She trundled up to him. ‘There you are, inspector. At last. This is indeed a great pleasure. Come along into the house. I’ll soon have the kettle on.’
‘Thank you. I can’t stay long, Mrs Buller-Price.’
She shook her head stubbornly, leaned the hay rake against the wisteria around the farmhouse door and went inside. Angel stooped slightly and followed her into the hall.
‘I have been eager to christen my new silver tea service, and you’ll be having a slice or two of my Battenberg,’ she said firmly.
The dogs dashed in behind, piling on to each other in the scrum.
‘You know your way. Do make yourself comfortable.’
Settling on the sitting-room floor, the dogs instantly pretended to be asleep.
‘Sit down there, inspector,’ she said, indicating a big easy chair facing the fireplace. ‘Tony Curtis always sits there. What a day!’
She went into the kitchen.
Angel took the big chair and looked round the small sitting room, comfortably furnished with a huge old sideboard heaped with newspapers, letters and magazines. He could see The Farmer’s Weekly, The Pig Breeder’s Gazette and Jersey Milk spread untidily; also a pair of rubber gloves, a bottle of Black Rum and a glass. An assortment of large, easy chairs, each loaded with two or three cushions of various shapes and sizes, faced the big fireplace, which had a small fire glowing in it. Ten dusty-blue rosettes, as big as dinner plates and with ‘1st Prize’ printed in the middle of each, hung limply from the mantelpiece. The room was untidy, dusty and warm, and he could smell cut flowers, dogs and freshly baked bread.

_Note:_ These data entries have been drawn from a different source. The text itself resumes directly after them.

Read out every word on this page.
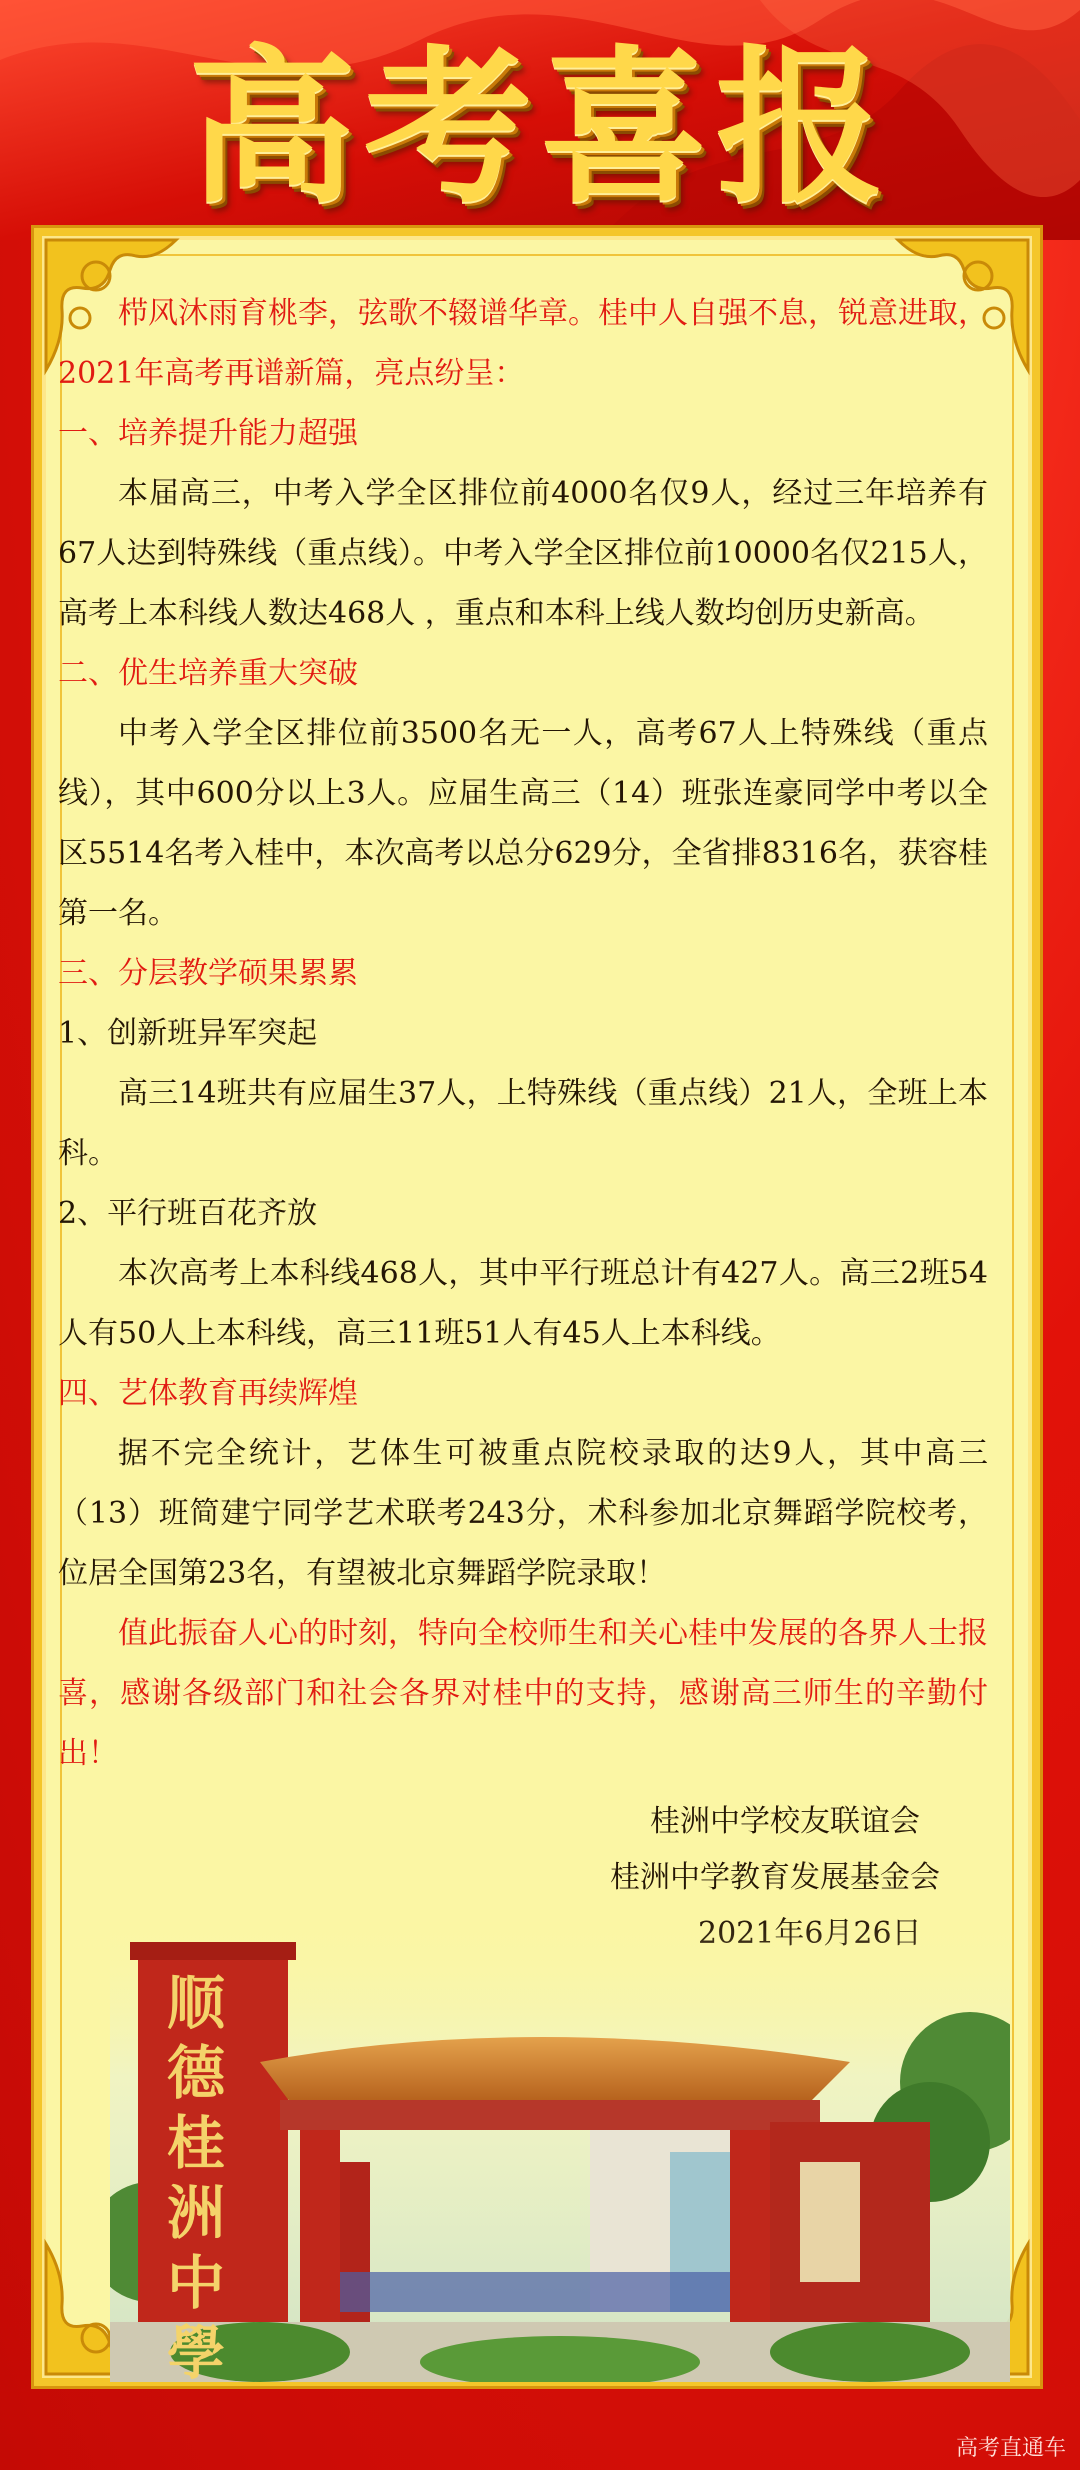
高考喜报

栉风沐雨育桃李，弦歌不辍谱华章。桂中人自强不息，锐意进取，2021年高考再谱新篇，亮点纷呈：

一、培养提升能力超强

本届高三，中考入学全区排位前4000名仅9人，经过三年培养有67人达到特殊线（重点线）。中考入学全区排位前10000名仅215人，高考上本科线人数达468人 ，重点和本科上线人数均创历史新高。

二、优生培养重大突破

中考入学全区排位前3500名无一人，高考67人上特殊线（重点线），其中600分以上3人。应届生高三（14）班张连豪同学中考以全区5514名考入桂中，本次高考以总分629分，全省排8316名，获容桂第一名。

三、分层教学硕果累累

1、创新班异军突起

高三14班共有应届生37人，上特殊线（重点线）21人，全班上本科。

2、平行班百花齐放

本次高考上本科线468人，其中平行班总计有427人。高三2班54人有50人上本科线，高三11班51人有45人上本科线。

四、艺体教育再续辉煌

据不完全统计，艺体生可被重点院校录取的达9人，其中高三（13）班简建宁同学艺术联考243分，术科参加北京舞蹈学院校考，位居全国第23名，有望被北京舞蹈学院录取！

值此振奋人心的时刻，特向全校师生和关心桂中发展的各界人士报喜，感谢各级部门和社会各界对桂中的支持，感谢高三师生的辛勤付出！

桂洲中学校友联谊会
桂洲中学教育发展基金会
顺
德
桂
洲
中
學
高考直通车
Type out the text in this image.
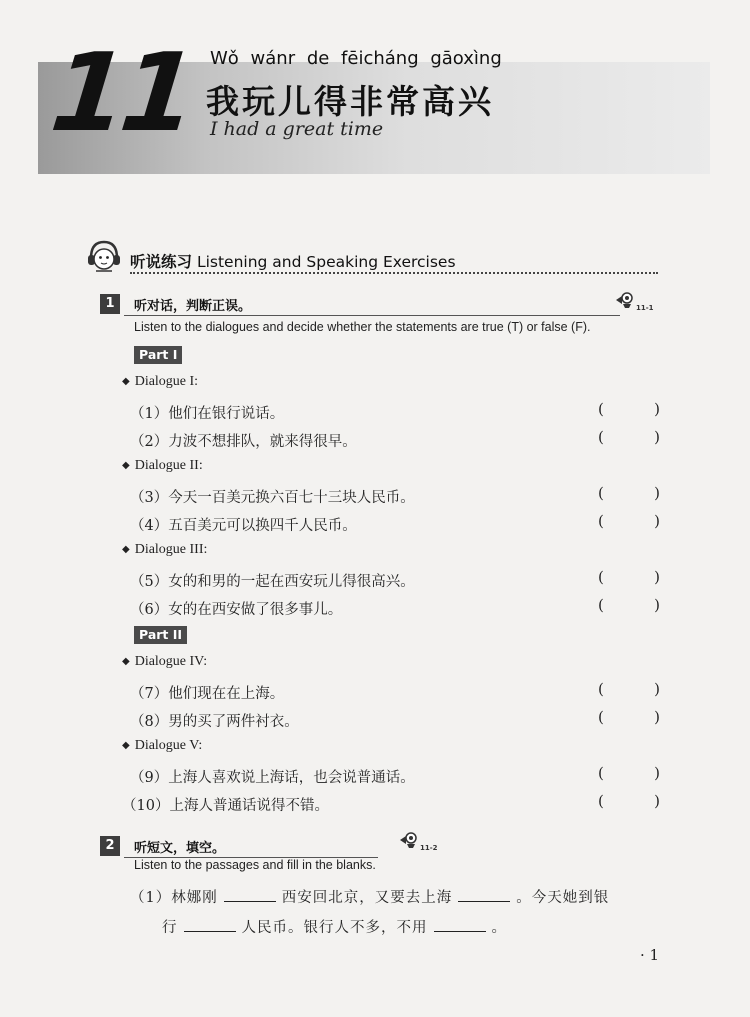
11 Wǒ wánr de fēicháng gāoxìng
我玩儿得非常高兴
I had a great time
听说练习 Listening and Speaking Exercises
1	听对话，判断正误。	11-1
Listen to the dialogues and decide whether the statements are true (T) or false (F).
Part I
◆ Dialogue I:
（1）他们在银行说话。	(	)
（2）力波不想排队，就来得很早。	(	)
◆ Dialogue II:
（3）今天一百美元换六百七十三块人民币。	(	)
（4）五百美元可以换四千人民币。	(	)
◆ Dialogue III:
（5）女的和男的一起在西安玩儿得很高兴。	(	)
（6）女的在西安做了很多事儿。	(	)
Part II
◆ Dialogue IV:
（7）他们现在在上海。	(	)
（8）男的买了两件衬衣。	(	)
◆ Dialogue V:
（9）上海人喜欢说上海话，也会说普通话。	(	)
（10）上海人普通话说得不错。	(	)
2	听短文，填空。	11-2
Listen to the passages and fill in the blanks.
（1）林娜刚	西安回北京，又要去上海	。今天她到银
行	人民币。银行人不多，不用	。
· 1
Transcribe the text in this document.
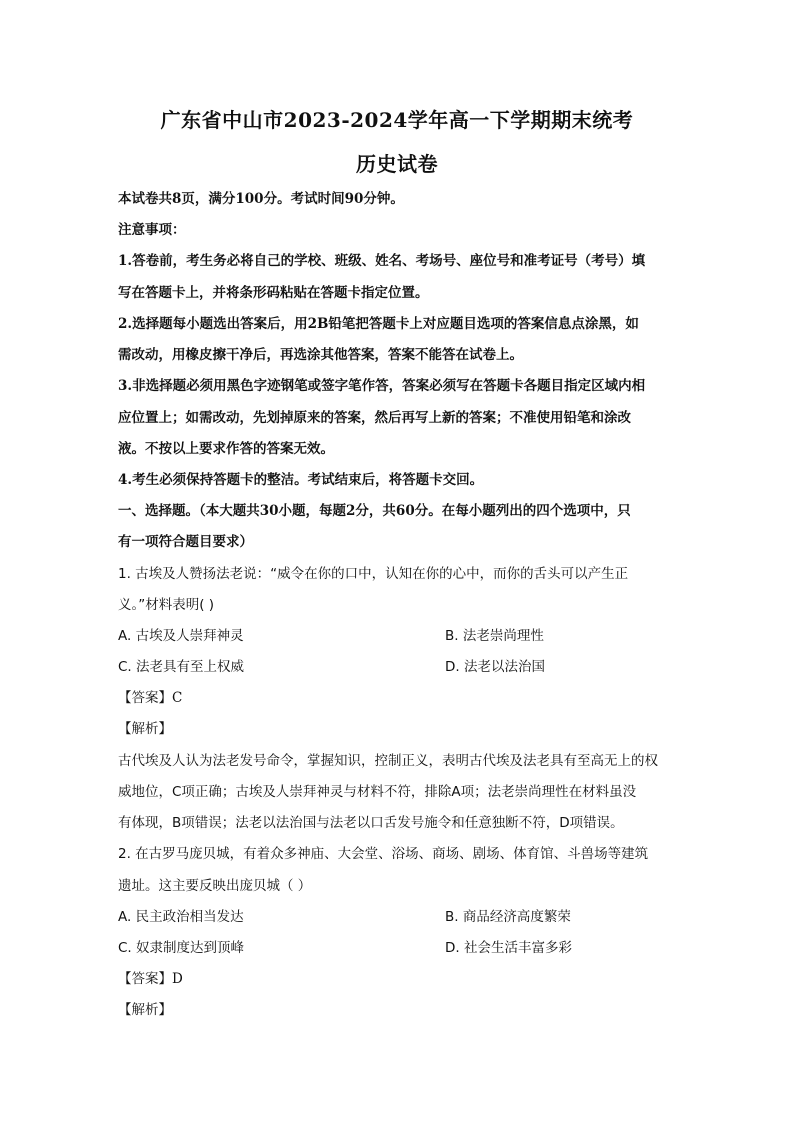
广东省中山市2023-2024学年高一下学期期末统考
历史试卷
本试卷共8页，满分100分。考试时间90分钟。
注意事项：
1.答卷前，考生务必将自己的学校、班级、姓名、考场号、座位号和准考证号（考号）填
写在答题卡上，并将条形码粘贴在答题卡指定位置。
2.选择题每小题选出答案后，用2B铅笔把答题卡上对应题目选项的答案信息点涂黑，如
需改动，用橡皮擦干净后，再选涂其他答案，答案不能答在试卷上。
3.非选择题必须用黑色字迹钢笔或签字笔作答，答案必须写在答题卡各题目指定区域内相
应位置上；如需改动，先划掉原来的答案，然后再写上新的答案；不准使用铅笔和涂改
液。不按以上要求作答的答案无效。
4.考生必须保持答题卡的整洁。考试结束后，将答题卡交回。
一、选择题。（本大题共30小题，每题2分，共60分。在每小题列出的四个选项中，只
有一项符合题目要求）
1. 古埃及人赞扬法老说：“威令在你的口中，认知在你的心中，而你的舌头可以产生正
义。”材料表明( )
A. 古埃及人崇拜神灵	B. 法老崇尚理性
C. 法老具有至上权威	D. 法老以法治国
【答案】C
【解析】
古代埃及人认为法老发号命令，掌握知识，控制正义，表明古代埃及法老具有至高无上的权
威地位，C项正确；古埃及人崇拜神灵与材料不符，排除A项；法老崇尚理性在材料虽没
有体现，B项错误；法老以法治国与法老以口舌发号施令和任意独断不符，D项错误。
2. 在古罗马庞贝城，有着众多神庙、大会堂、浴场、商场、剧场、体育馆、斗兽场等建筑
遗址。这主要反映出庞贝城（ ）
A. 民主政治相当发达	B. 商品经济高度繁荣
C. 奴隶制度达到顶峰	D. 社会生活丰富多彩
【答案】D
【解析】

‘It is nice to see you here at last, inspector,’ she called from the kitchen. ‘You come on a perfect day, although I have been very busy. I’ve never stopped and am quite ready for a sit-down. I was up at five, you know, and I had to milk my Jerseys, and roll the churn up the lane.’
She returned with a tray and put it on the table. ‘There we are,’ she said and flopped into the chair next to Angel.
Angel looked across at the three-piece silver tea service on the tray with great interest.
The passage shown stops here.